O futebol, primeiro. Depois, a corrida, a velocidade, com um guia ao seu lado. Carlos descobriu que a única diferença entre ele e os que enxergam é o preconceito, a barreira que ele transpôs com força e determinação. Casou-se, separou, investiu em imóveis, construiu negócios, conheceu um novo amor. A vida, um ciclo contínuo de conquistas e perdas. Carlos me disse que a gente só se sente inseguro quando não se prepara, que disciplina e foco são pilares para alcançar nossos objetivos. E que o único obstáculo real em sua vida não foi a Pedra da Mina, a quarta maior montanha do Brasil, mas sim o preconceito.

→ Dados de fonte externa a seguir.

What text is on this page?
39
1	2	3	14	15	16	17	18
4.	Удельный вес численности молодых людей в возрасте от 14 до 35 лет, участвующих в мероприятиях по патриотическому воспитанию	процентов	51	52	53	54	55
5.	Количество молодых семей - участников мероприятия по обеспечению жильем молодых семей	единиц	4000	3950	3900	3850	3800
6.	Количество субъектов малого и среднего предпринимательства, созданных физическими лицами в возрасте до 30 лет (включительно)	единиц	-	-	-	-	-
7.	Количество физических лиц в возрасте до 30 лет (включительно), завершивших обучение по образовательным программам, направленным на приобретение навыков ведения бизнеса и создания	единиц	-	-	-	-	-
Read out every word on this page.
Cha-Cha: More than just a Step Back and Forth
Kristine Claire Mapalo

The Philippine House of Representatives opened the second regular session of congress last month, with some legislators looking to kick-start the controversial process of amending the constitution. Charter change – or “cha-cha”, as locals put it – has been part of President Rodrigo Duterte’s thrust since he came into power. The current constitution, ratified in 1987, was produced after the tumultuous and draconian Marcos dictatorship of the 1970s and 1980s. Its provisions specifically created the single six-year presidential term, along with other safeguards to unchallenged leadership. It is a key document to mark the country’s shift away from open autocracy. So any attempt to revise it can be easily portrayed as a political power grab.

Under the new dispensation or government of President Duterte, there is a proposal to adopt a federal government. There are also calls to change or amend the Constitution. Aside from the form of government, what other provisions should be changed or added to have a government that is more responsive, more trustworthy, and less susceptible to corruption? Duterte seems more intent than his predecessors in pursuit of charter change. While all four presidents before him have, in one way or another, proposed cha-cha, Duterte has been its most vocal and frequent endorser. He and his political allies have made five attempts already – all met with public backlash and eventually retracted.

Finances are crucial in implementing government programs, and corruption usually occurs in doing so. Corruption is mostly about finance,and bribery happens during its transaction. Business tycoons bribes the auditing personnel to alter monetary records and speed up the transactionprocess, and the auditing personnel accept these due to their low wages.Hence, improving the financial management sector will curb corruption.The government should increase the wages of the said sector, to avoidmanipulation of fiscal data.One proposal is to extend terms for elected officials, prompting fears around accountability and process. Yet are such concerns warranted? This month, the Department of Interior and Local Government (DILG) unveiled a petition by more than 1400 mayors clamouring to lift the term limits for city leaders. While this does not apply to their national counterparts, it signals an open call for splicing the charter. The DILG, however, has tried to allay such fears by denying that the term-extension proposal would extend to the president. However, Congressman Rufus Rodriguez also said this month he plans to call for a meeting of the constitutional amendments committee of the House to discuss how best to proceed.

A superação para ele é uma constante. Treina todos os dias entre corrida e musculação, provando que aos 55 anos é capaz de almejar sem titubear desafios como 25 km + 42 km no Rio do Rastro. Cada queda, cada obstáculo superado é uma prova de sua força. A vida, segundo Carlos, é uma trilha cheia de buracos, onde escorregamos, levantamos, pulamos, nos agarramos às oportunidades, sempre caminhando em direção a um objetivo. A história de Carlos é um manifesto de resiliência, a prova de que a cegueira não o impediu de enxergar o mundo com clareza, de superar desafios inimagináveis, de buscar, a cada dia, novos horizontes, de transcender limites autoimpostos e preconceitos alheios. E, para ele, como para todos nós, a vida é uma ultramaratona na qual a cada quilômetro conquistado, se revela um novo horizonte a ser alcançado. Afinal, "se não estou fazendo nada mesmo...", então vou fazer algo extraordinário.